It’s hard to imagine that the LGBT movement should adopt a position wherein it is acceptable to judge others on account of their sexual preferences. In this case, homosexual men are being shamed for their sexual preference, because they are told that their preferences are not inclusive, and that this lack of inclusivity represents a bias, a prejudice, that needs to be overcome.

But the very basis of the gay rights movement was that sexual preference is a personal matter that it not beholden to anyone else’s wishes or expectations. The idea was that we’re all beautiful just the way we are, that we don’t have to change ourselves to suit others, or behave a specific way just to fit in with society.

Telling gay men and lesbian women that their sexual preferences, which were so hard-won in the realm of social acceptability, are transphobic because they don’t include all sexes is a bastardization of the original movement. How have we marched for gay rights and legalized gay marriage only to get to the point where some affiliated with the gay rights movement believe that men who are strictly into other men are homophobic for not liking women? It seems a terribly sad situation for the young trans woman who feels she is a gay man despite not being male, but there are limitations in life, and when we make choices, those come with consequences.

It is really too bad that the object of this person’s desire will never desire her back, not because of anything she can change, but precisely due to those things that he and she cannot. Accepting when a person isn’t into you is not an easy thing to do. It must be doubly harder when you feel you meet all the criteria, but find that you fall short somehow, in ways that you can’t do anything about.

Trans women are not the first ones to make the claim that homosexuality among non-trans people is transphobic. Some high-profile trans women claim to be lesbians and shame and demean lesbians for not wanting to be with male-bodied persons. Trans cycling champion Rachel McKinnon, who has called female competitors “losers,” claims that “genital preferences” are “transphobic.”

If we accept that gender and sex are diametrically opposed concepts, it may become possible to imagine that homosexuality should mean same-gender-attracted instead of same-sex-attracted. But this relativist view allows sexuality to be an external characteristic, and not one that is inherent within an individual.

Additionally, it is part of a movement to divide us from the reality of our bodies. If, as McKinnon posits, the only morally acceptable sexual orientation is pan—as in, could (and indeed must) find anyone sexually attractive—then an individual is deprived of his or her sexual determination. Is that really the kind of culture we want to live in?

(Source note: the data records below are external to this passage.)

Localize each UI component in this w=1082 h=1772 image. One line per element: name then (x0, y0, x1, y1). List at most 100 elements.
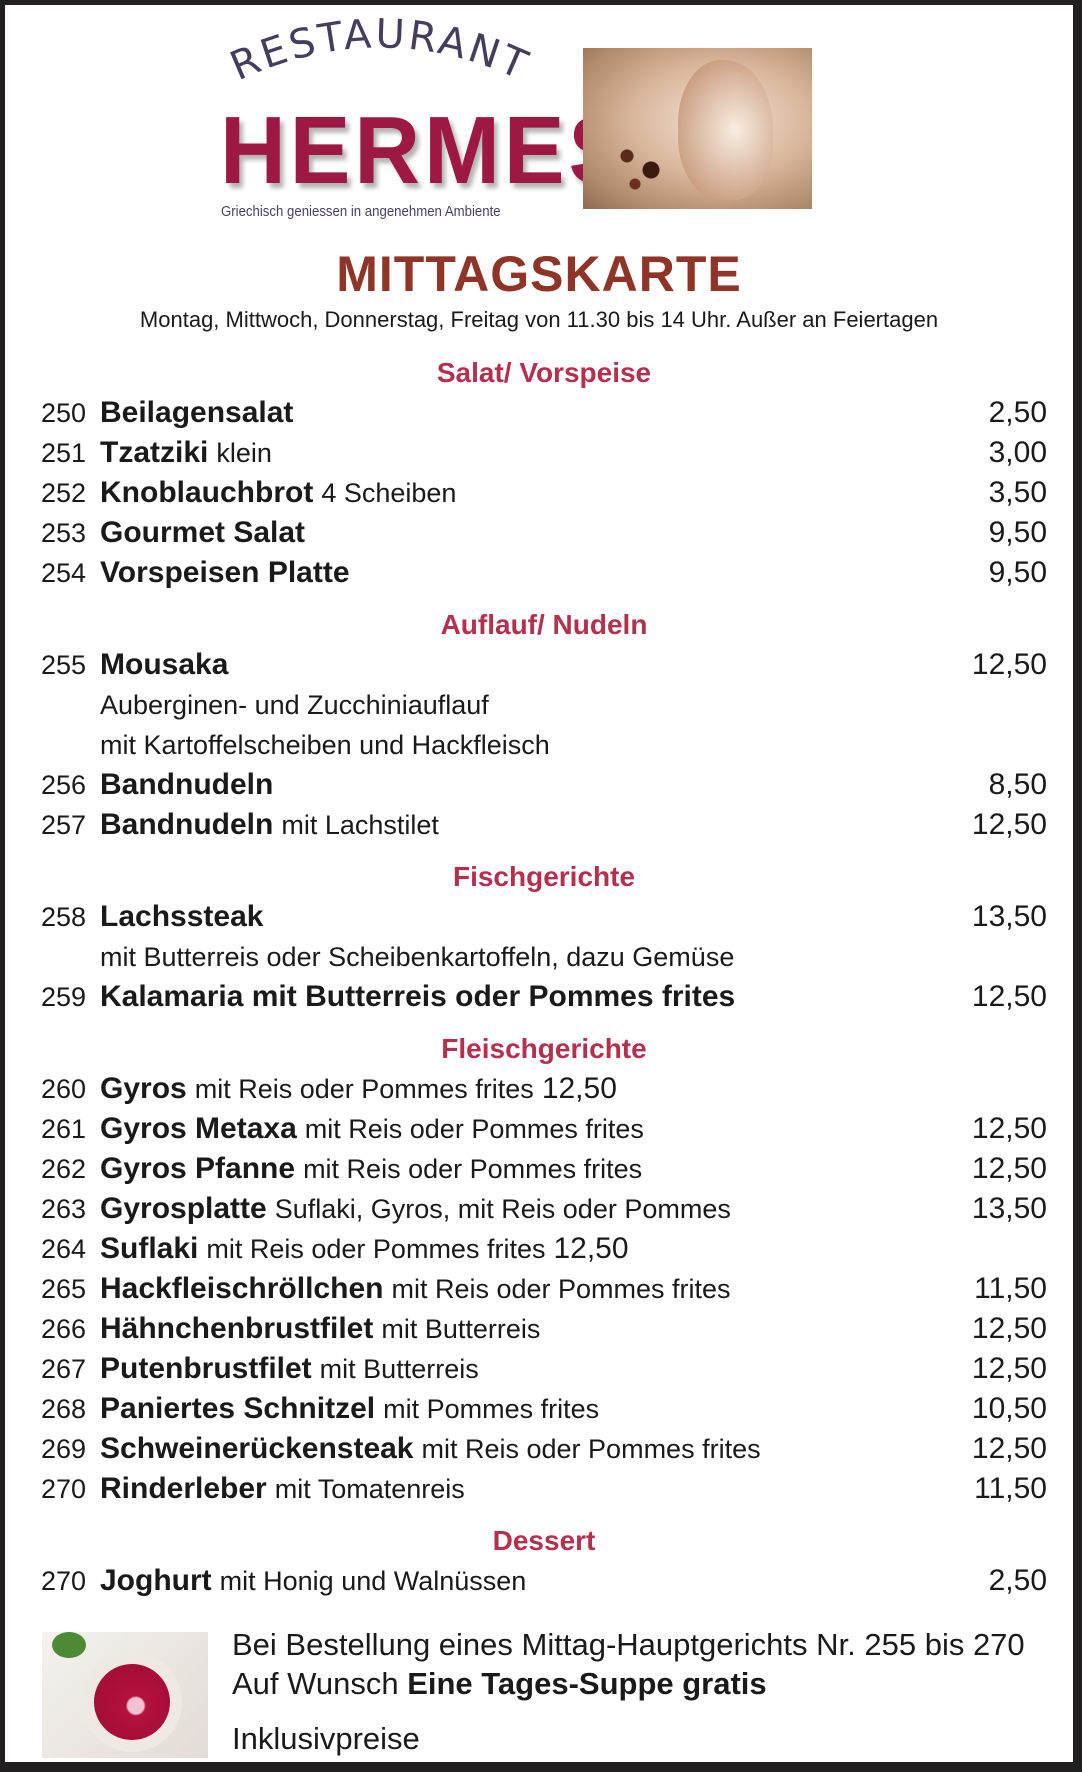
item-number: 264 (41, 1234, 87, 1264)
section-heading: Fischgerichte (452, 861, 636, 892)
menu-item: 252 Knoblauchbrot 4 Scheiben 3,50 (41, 473, 1047, 513)
item-name: Mousaka (100, 648, 229, 681)
item-price: 12,50 (971, 1112, 1047, 1145)
item-price: 12,50 (971, 1152, 1047, 1185)
item-number: 262 (41, 1154, 87, 1184)
section-heading: Dessert (492, 1525, 596, 1556)
item-description: mit Reis oder Pommes frites (391, 1274, 731, 1304)
item-price: 11,50 (974, 1472, 1047, 1505)
menu-item: 251 Tzatziki klein 3,00 (41, 433, 1047, 473)
item-price: 2,50 (988, 396, 1047, 429)
item-description: mit Reis oder Pommes frites (194, 1074, 534, 1104)
footer-prices-note: Inklusivpreise (232, 1721, 420, 1756)
item-description: mit Reis oder Pommes frites (303, 1154, 643, 1184)
item-description: mit Lachstilet (281, 810, 439, 840)
item-price: 13,50 (971, 900, 1047, 933)
menu-item: 258 Lachssteak 13,50 (41, 897, 1047, 937)
item-detail-line: Auberginen- und Zucchiniauflauf (100, 690, 489, 720)
item-name: Gyrosplatte (100, 1192, 267, 1225)
item-number: 270 (41, 1474, 87, 1504)
item-description: mit Reis oder Pommes frites (206, 1234, 546, 1264)
footer-soup-prefix: Auf Wunsch (232, 1666, 399, 1701)
page-title: MITTAGSKARTE (336, 246, 742, 302)
item-name: Bandnudeln (100, 768, 274, 801)
logo-tagline: Griechisch geniessen in angenehmen Ambie… (221, 203, 501, 220)
item-price: 3,00 (988, 436, 1047, 469)
item-price: 10,50 (971, 1392, 1047, 1425)
menu-item: 255 Mousaka 12,50 (41, 645, 1047, 685)
item-name: Bandnudeln (100, 808, 274, 841)
item-number: 251 (41, 438, 87, 468)
footer-offer: Bei Bestellung eines Mittag-Hauptgericht… (232, 1627, 1025, 1662)
menu-item: 268 Paniertes Schnitzel mit Pommes frites 1… (41, 1389, 1047, 1429)
section-heading: Salat/ Vorspeise (436, 357, 652, 388)
menu-item: 260 Gyros mit Reis oder Pommes frites 12,50 (41, 1069, 1047, 1109)
item-number: 257 (41, 810, 87, 840)
menu-item: 250 Beilagensalat 2,50 (41, 393, 1047, 433)
menu-item: 266 Hähnchenbrustfilet mit Butterreis 12,50 (41, 1309, 1047, 1349)
item-price: 12,50 (971, 1312, 1047, 1345)
item-name: Lachssteak (100, 900, 264, 933)
item-description: mit Butterreis (381, 1314, 541, 1344)
item-number: 254 (41, 558, 87, 588)
item-price: 11,50 (974, 1272, 1047, 1305)
item-number: 263 (41, 1194, 87, 1224)
menu-list: Salat/ Vorspeise 250 Beilagensalat 2,50 251 T… (41, 353, 1047, 1601)
item-price: 3,50 (988, 476, 1047, 509)
item-description: mit Pommes frites (383, 1394, 600, 1424)
footer-soup: Auf Wunsch Eine Tages-Suppe gratis (232, 1666, 767, 1702)
hermes-portrait-image (583, 48, 812, 209)
item-detail-line: mit Kartoffelscheiben und Hackfleisch (100, 730, 550, 760)
item-price: 2,50 (988, 1564, 1047, 1597)
section-heading: Fleischgerichte (441, 1033, 647, 1064)
menu-page: RESTAURANT HERMES Griechisch geniessen i… (5, 5, 1073, 1762)
item-name: Knoblauchbrot (100, 476, 314, 509)
menu-item: 263 Gyrosplatte Suflaki, Gyros, mit Reis o… (41, 1189, 1047, 1229)
menu-item: 254 Vorspeisen Platte 9,50 (41, 553, 1047, 593)
item-number: 253 (41, 518, 87, 548)
menu-item: 269 Schweinerückensteak mit Reis oder Pomm… (41, 1429, 1047, 1469)
item-name: Suflaki (100, 1232, 199, 1265)
item-description: mit Butterreis (319, 1354, 479, 1384)
item-description: mit Reis oder Pommes frites (421, 1434, 761, 1464)
item-description: Suflaki, Gyros, mit Reis oder Pommes (274, 1194, 731, 1224)
item-name: Gyros Pfanne (100, 1152, 296, 1185)
item-name: Gourmet Salat (100, 516, 306, 549)
menu-item: 265 Hackfleischröllchen mit Reis oder Pomm… (41, 1269, 1047, 1309)
menu-item: 253 Gourmet Salat 9,50 (41, 513, 1047, 553)
item-number: 268 (41, 1394, 87, 1424)
soup-image (42, 1632, 208, 1758)
section-heading: Auflauf/ Nudeln (440, 609, 648, 640)
item-price: 12,50 (541, 1072, 617, 1105)
item-price: 12,50 (971, 808, 1047, 841)
item-name: Gyros Metaxa (100, 1112, 297, 1145)
item-name: Hähnchenbrustfilet (100, 1312, 374, 1345)
item-number: 250 (41, 398, 87, 428)
item-number: 252 (41, 478, 87, 508)
item-number: 265 (41, 1274, 87, 1304)
item-number: 260 (41, 1074, 87, 1104)
item-description: mit Honig und Walnüssen (219, 1566, 527, 1596)
item-price: 9,50 (988, 516, 1047, 549)
menu-item: 262 Gyros Pfanne mit Reis oder Pommes frit… (41, 1149, 1047, 1189)
item-description: mit Tomatenreis (274, 1474, 465, 1504)
item-price: 8,50 (988, 768, 1047, 801)
item-number: 261 (41, 1114, 87, 1144)
item-number: 267 (41, 1354, 87, 1384)
item-name: Rinderleber (100, 1472, 267, 1505)
item-number: 270 (41, 1566, 87, 1596)
menu-item: 259 Kalamaria mit Butterreis oder Pommes … (41, 977, 1047, 1017)
item-number: 258 (41, 902, 87, 932)
item-number: 269 (41, 1434, 87, 1464)
item-detail-line: mit Butterreis oder Scheibenkartoffeln, … (100, 942, 735, 972)
item-name: Tzatziki (100, 436, 209, 469)
menu-item: 270 Rinderleber mit Tomatenreis 11,50 (41, 1469, 1047, 1509)
item-description: klein (216, 438, 272, 468)
menu-item: 264 Suflaki mit Reis oder Pommes frites 12,… (41, 1229, 1047, 1269)
item-price: 13,50 (971, 1192, 1047, 1225)
menu-item: 267 Putenbrustfilet mit Butterreis 12,50 (41, 1349, 1047, 1389)
item-name: Joghurt (100, 1564, 212, 1597)
item-description: mit Reis oder Pommes frites (304, 1114, 644, 1144)
footer-soup-bold: Eine Tages-Suppe gratis (407, 1666, 767, 1701)
item-number: 255 (41, 650, 87, 680)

If we spin that concept out to its logical conclusion, then people would suddenly be in a position of being forced to declare attraction to those they are told to be attracted to, as opposed to those they actually are attracted to. Besides genitals, what other characteristics would not be up for debate? And in a time when fetishes and kinks are making their debut as socially acceptable, would those people who are only into certain kinks and the like also be shamed for not accepting others?

We have gotten to a point where sexual liberation itself has become an authoritarian box. It’s no longer acceptable to liberate ourselves from society’s expectations, we must now liberate ourselves from our own desires.

For much of our lives, we have been taught to believe that sexuality is a huge part of what defines us, and that we should not be ashamed of our preferences. But if trans ideology wins the day, people will be made to feel shame anew for those preferences, and everyone’s sexuality will be questioned for so-called inclusivity, as opposed to being something that is up to individuals.

If sexual liberation movement continues to embrace gender identity as an essential component of that liberation, they will find that what they are being asked to give up far outweighs the gains.